Fluid viscoelasticity suppresses chaotic convection and mixing due to electrokinetic instability

Abstract

When two fluids of different electrical conductivities are transported side by side in a microfluidic device under the influence of an electric field, an electrokinetic instability (EKI) is often generated after some critical values of the applied electric field strength and conductivity ratio. Many prior experimental and numerical studies show that this phenomenon results in a chaotic flow field inside a microdevice, thereby facilitating the mixing of two fluids if they are Newtonian in behavior. However, the present numerical study shows that this chaotic convection arising due to the electrokinetic instability can be suppressed if the fluids are viscoelastic instead of Newtonian ones. In particular, we observe that as the Weissenberg number (ratio of the elastic to that of the viscous forces) gradually increases and the polymer viscosity ratio (ratio of the solvent viscosity to that of the zero-shear rate viscosity of the polymeric solution) gradually decreases, the chaotic fluctuation inside a T microfluidic junction decreases within the present range of conditions encompassed in this study.
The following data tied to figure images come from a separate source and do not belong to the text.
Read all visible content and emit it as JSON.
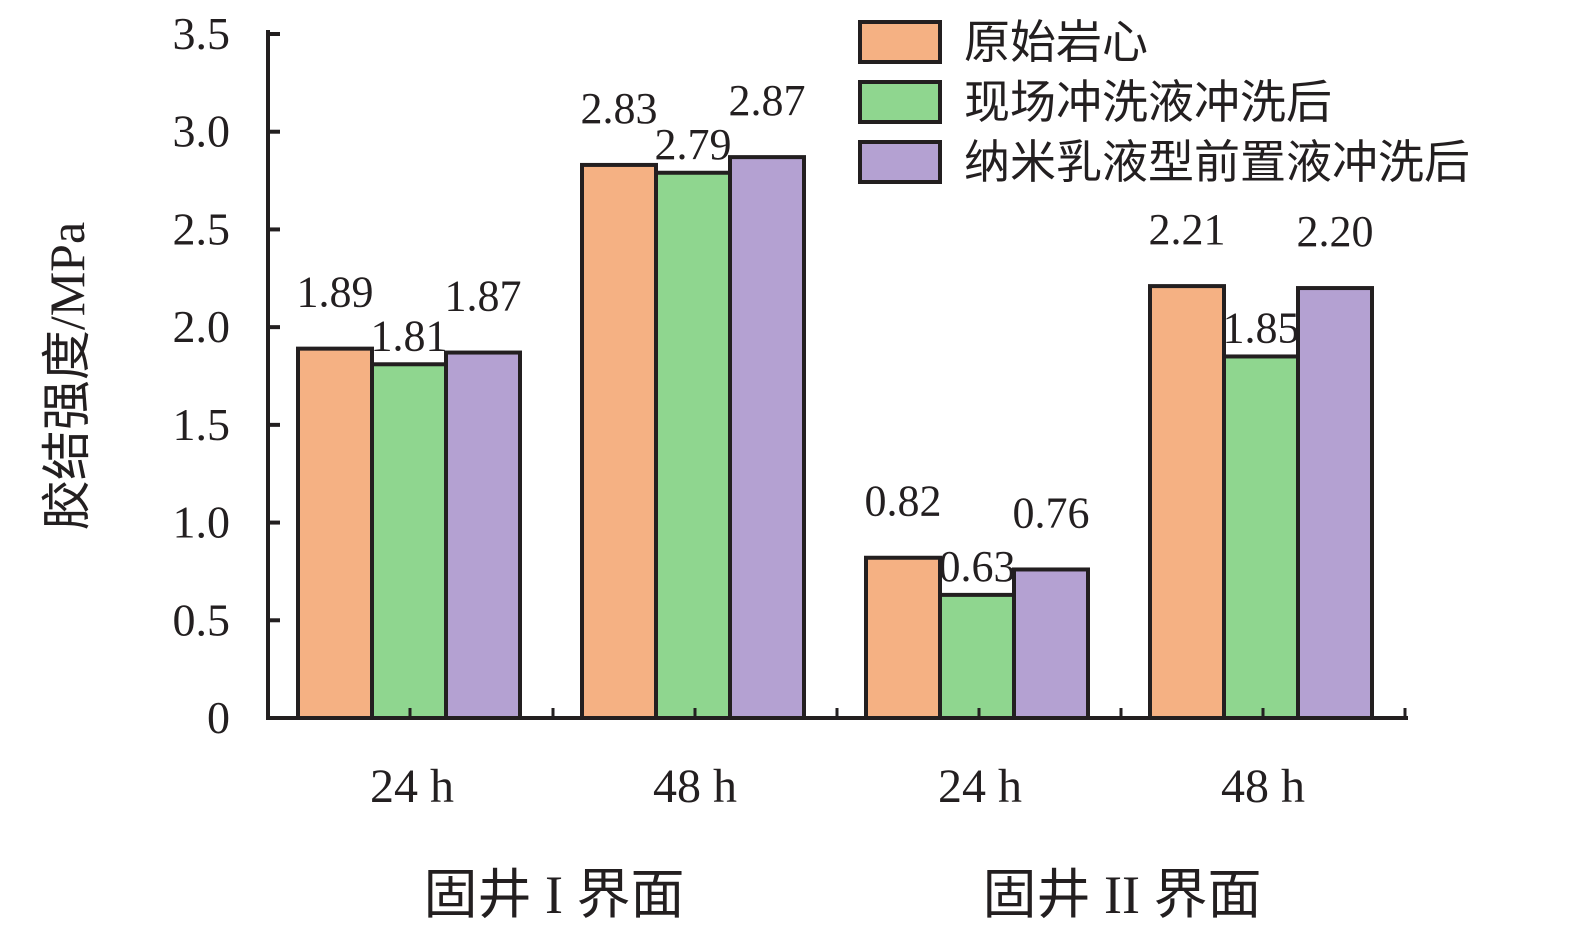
{
  "chart_data": {
    "type": "bar",
    "ylabel": "胶结强度/MPa",
    "ylim": [
      0,
      3.5
    ],
    "yticks": [
      "0",
      "0.5",
      "1.0",
      "1.5",
      "2.0",
      "2.5",
      "3.0",
      "3.5"
    ],
    "categories": [
      "24 h",
      "48 h",
      "24 h",
      "48 h"
    ],
    "groups": [
      "固井 I 界面",
      "固井 II 界面"
    ],
    "series": [
      {
        "name": "原始岩心",
        "color": "#f5b183",
        "values": [
          1.89,
          2.83,
          0.82,
          2.21
        ],
        "labels": [
          "1.89",
          "2.83",
          "0.82",
          "2.21"
        ]
      },
      {
        "name": "现场冲洗液冲洗后",
        "color": "#8fd68f",
        "values": [
          1.81,
          2.79,
          0.63,
          1.85
        ],
        "labels": [
          "1.81",
          "2.79",
          "0.63",
          "1.85"
        ]
      },
      {
        "name": "纳米乳液型前置液冲洗后",
        "color": "#b4a1d2",
        "values": [
          1.87,
          2.87,
          0.76,
          2.2
        ],
        "labels": [
          "1.87",
          "2.87",
          "0.76",
          "2.20"
        ]
      }
    ],
    "legend_position": "top-right",
    "grid": false
  }
}
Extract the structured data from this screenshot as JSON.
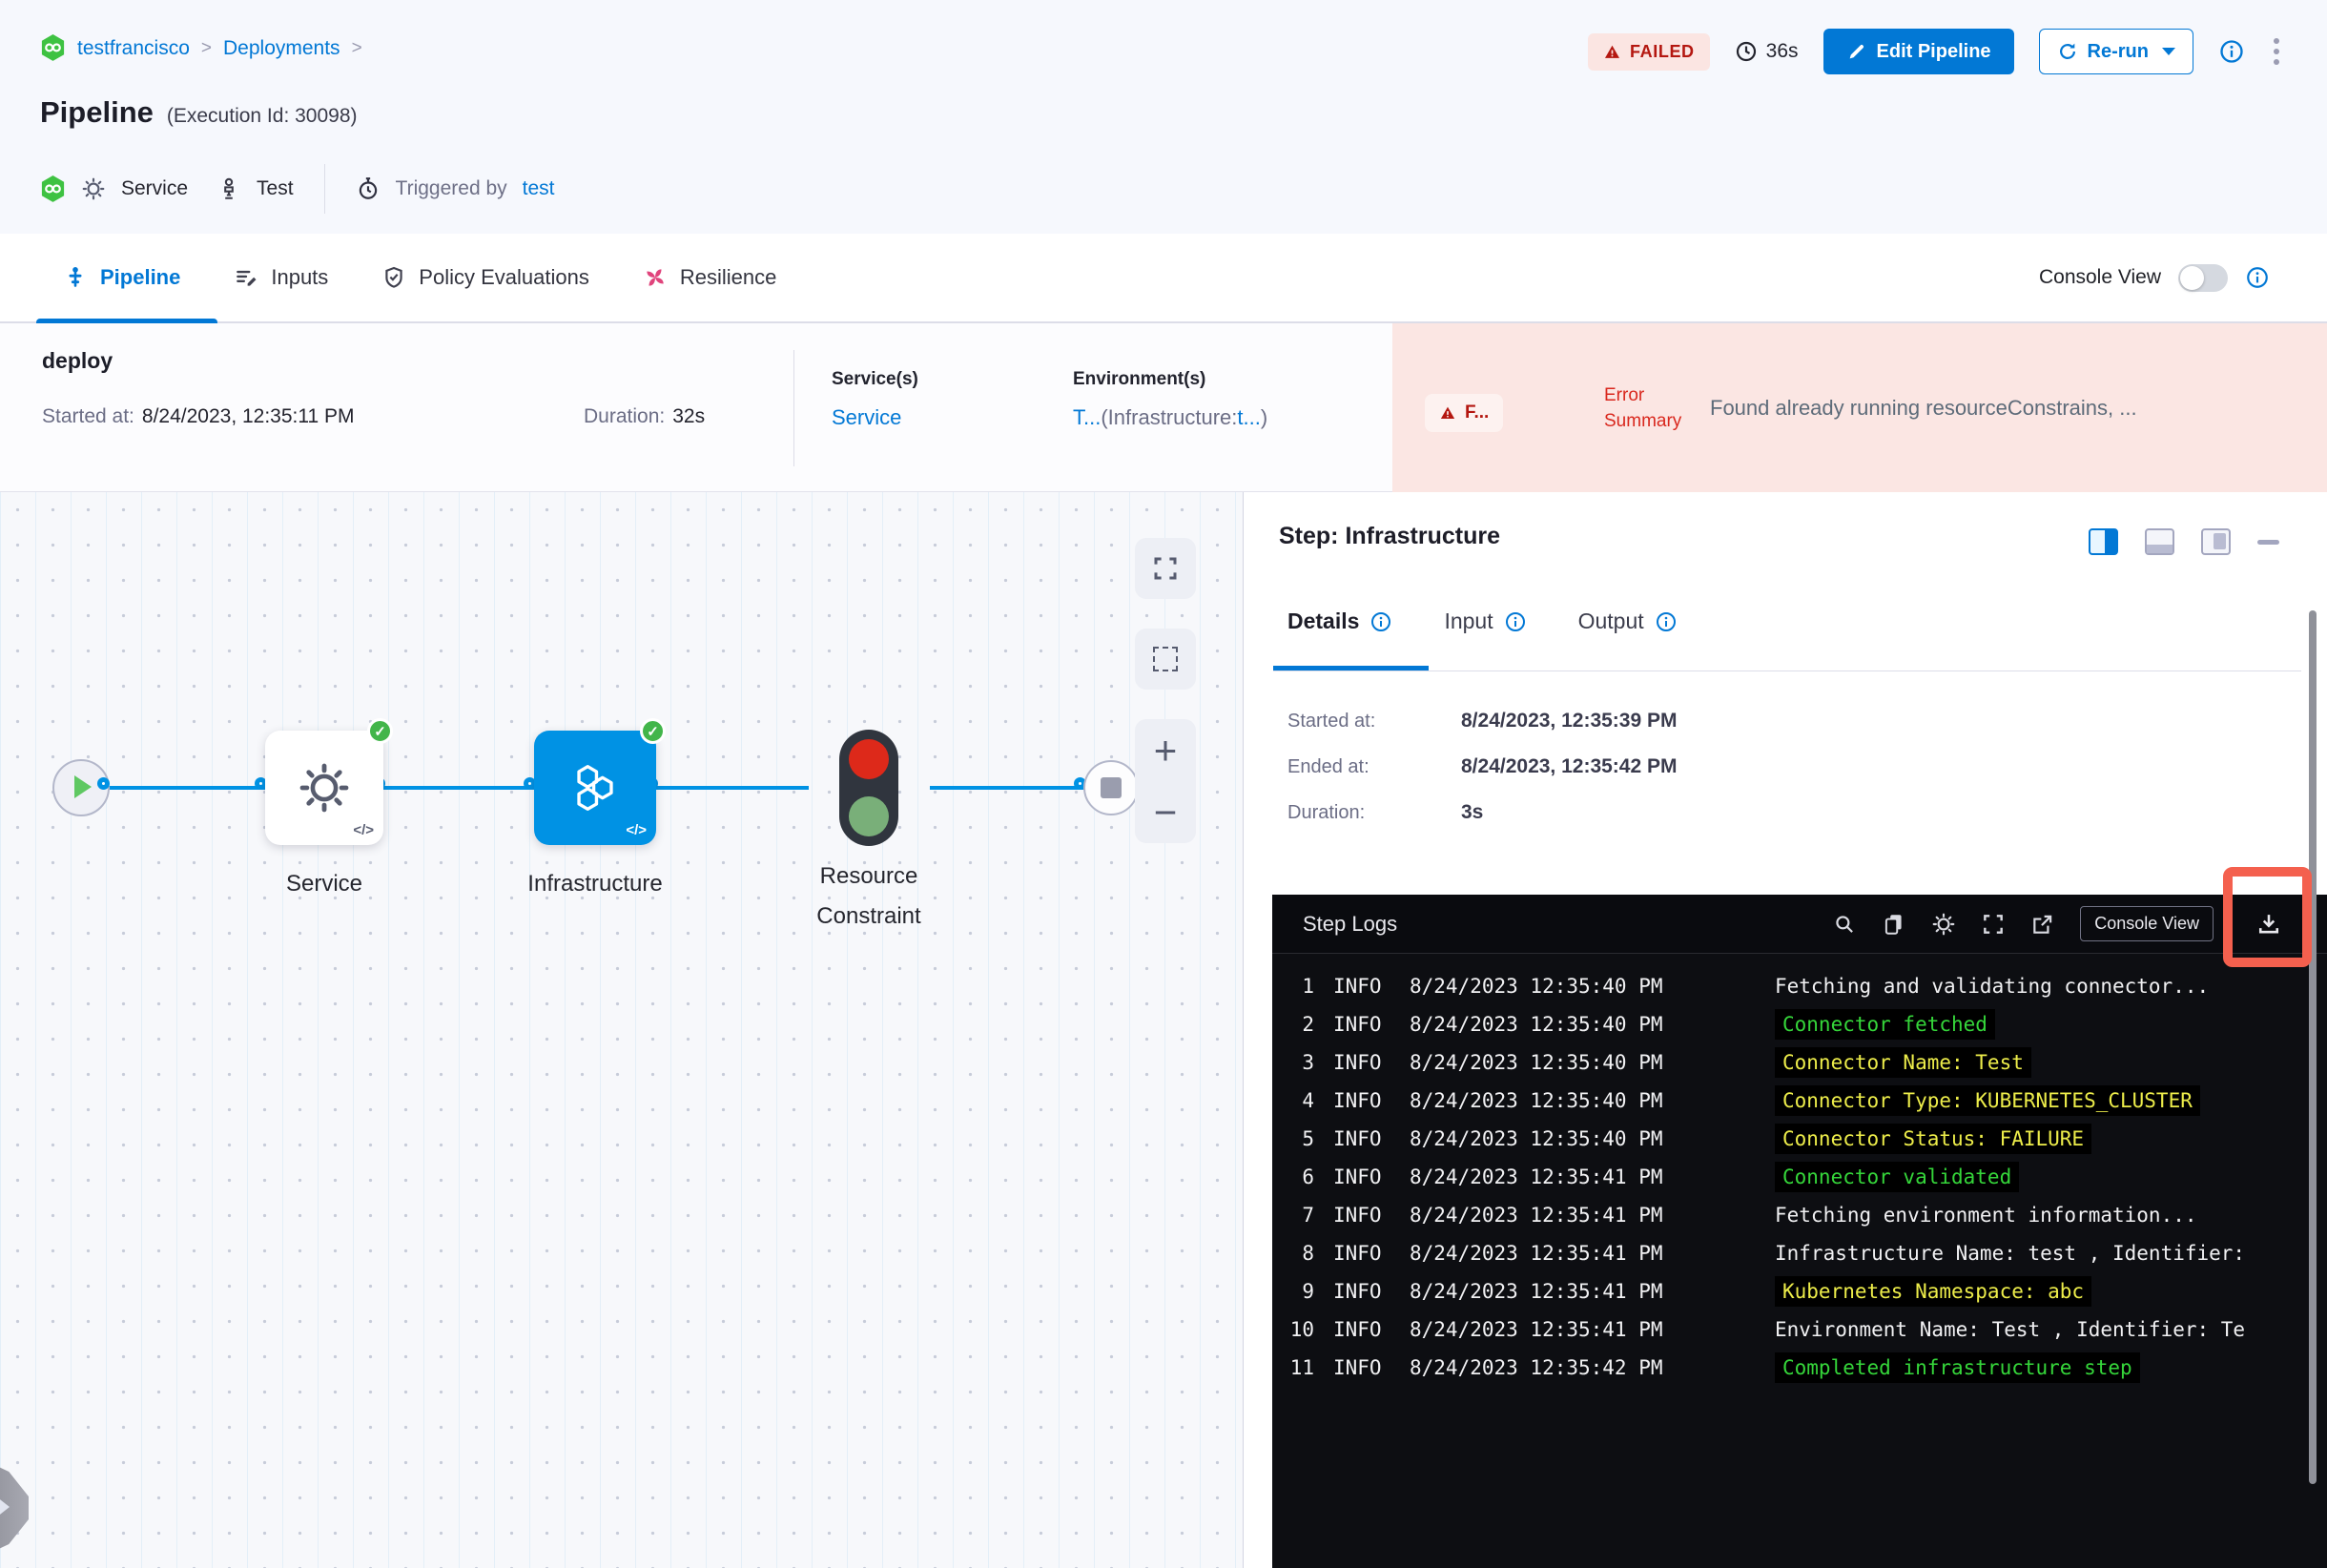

We demonstrate that this suppression of the chaotic motion occurs due to the formation of a strand of high elastic stresses at the interface of the two fluids. We further show that this suppression of the chaotic fluctuation (particularly, the span-wise one) inhibits the mixing of two viscoelastic fluids. Therefore, one needs to be cautious when the EKI phenomenon is planned to use for mixing such viscoelastic fluids. Our observations are in line with that seen in limited experimental studies conducted for these kinds of viscoelastic fluids.